Tunable dual-band linear-to-circular polarization conversion based on the electromagnetically induced transparency utilizing the graphene metamaterial

Abstract

A tunable dual-band linear-to-circular polarization conversion (LTCPC) related to electromagnetically induced transparency (EIT) is theoretically proposed by employing the graphene metamaterial in the terahertz (THz) regime. Since the electric resonance (bright mode) and the magnetic resonance (quasi-dark mode) for the x - and y -polarized (TM and TE) waves are mutually coupled, the EIT behavior is realized due to the destructive interference. Two transparent EIT windows have emerged in 1.452–1.661 THz and 1.348–1.683 THz when the TM and TE waves are incidents. The corresponding values of the maximum group delay and group index respectively are 225 ps, 162 ps, 1636, and 1177. The LTCPC is achieved at 1.432 THz and 1.676 THz when the graphene does not exist. While the graphene is introduced, the LTCPC is dynamically adjustable by controlling the Fermi energy ( E f ) of the graphene. The optimal ARs can dynamically change between 1.438 (1.689) THz and 1.452 (1.696) THz while the E f changes from 0.1 eV to 0.9 eV. A theoretical investigation of two-oscillator model further confirms the effectiveness and consistency of the simulation results.
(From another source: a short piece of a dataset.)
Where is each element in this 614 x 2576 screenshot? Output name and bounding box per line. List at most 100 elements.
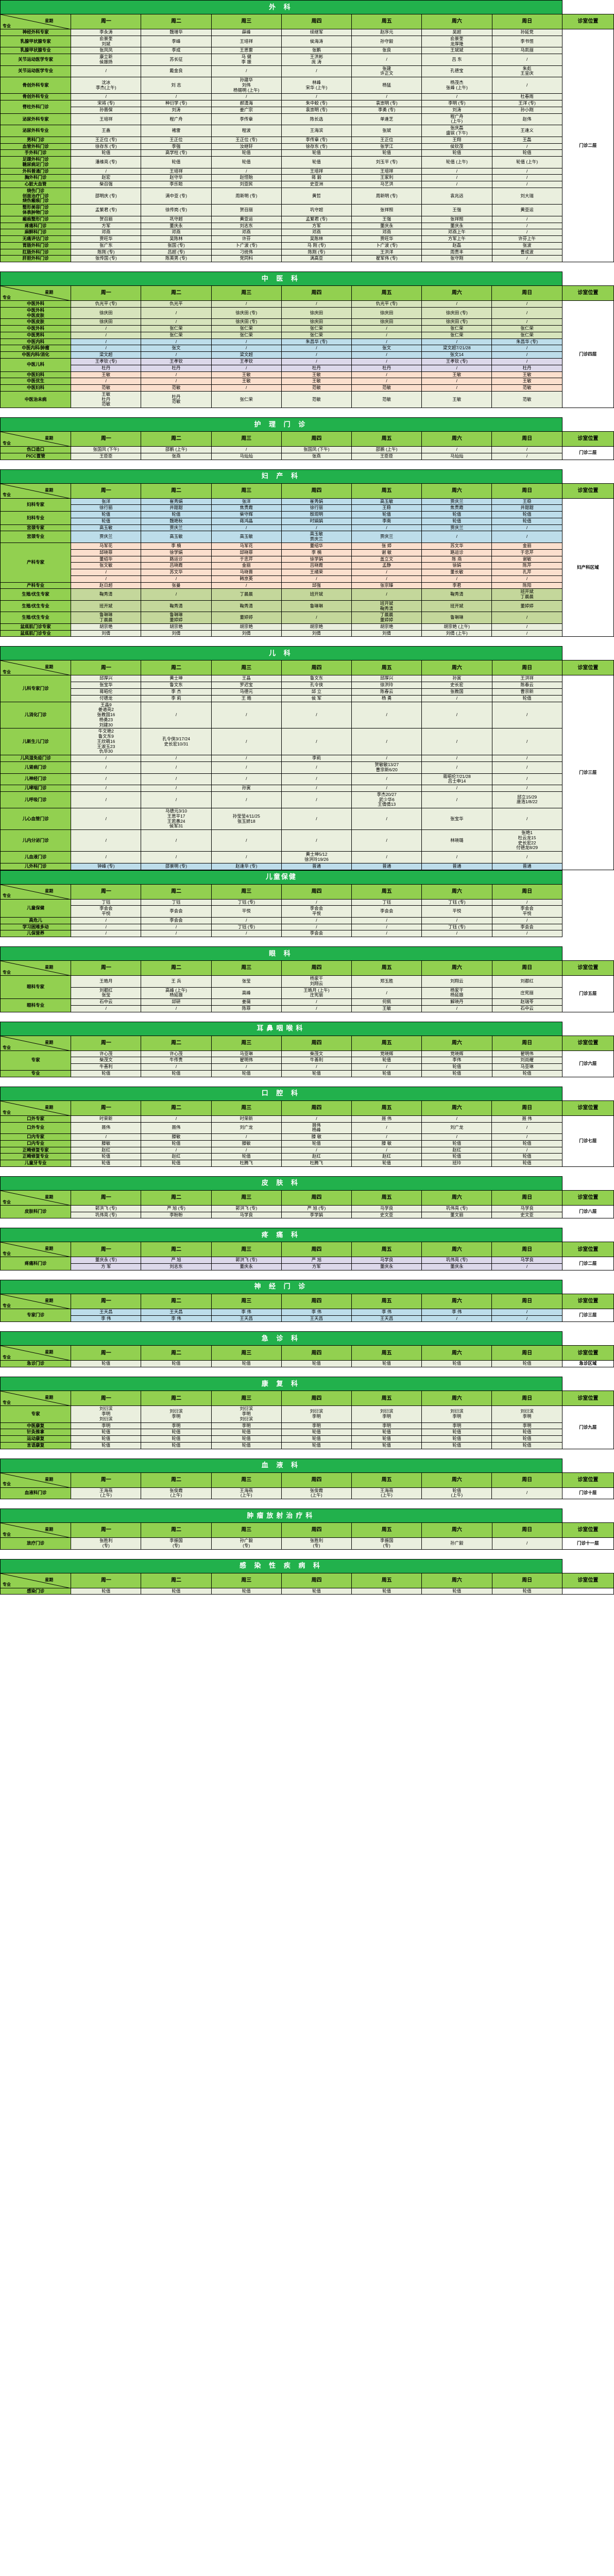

The presented metamaterial with a thickness of subwavelength and high transparency for the electromagnetic waves opens a new path to the applications in beam steering and polarization controls. • The dual-band linear-to-circular PC of EIT phenomenon can be simultaneously realized. • The structure is equipped with graphene which can adjust the EIT behavior and circular polarization features. • The presented structure is great transparency for the EM wave, and its thickness is subwavelength. • The proposed structure provides a new idea to manipulate the polarization state of the EM wave. • The device is stable for the circular polarization feature within 10°.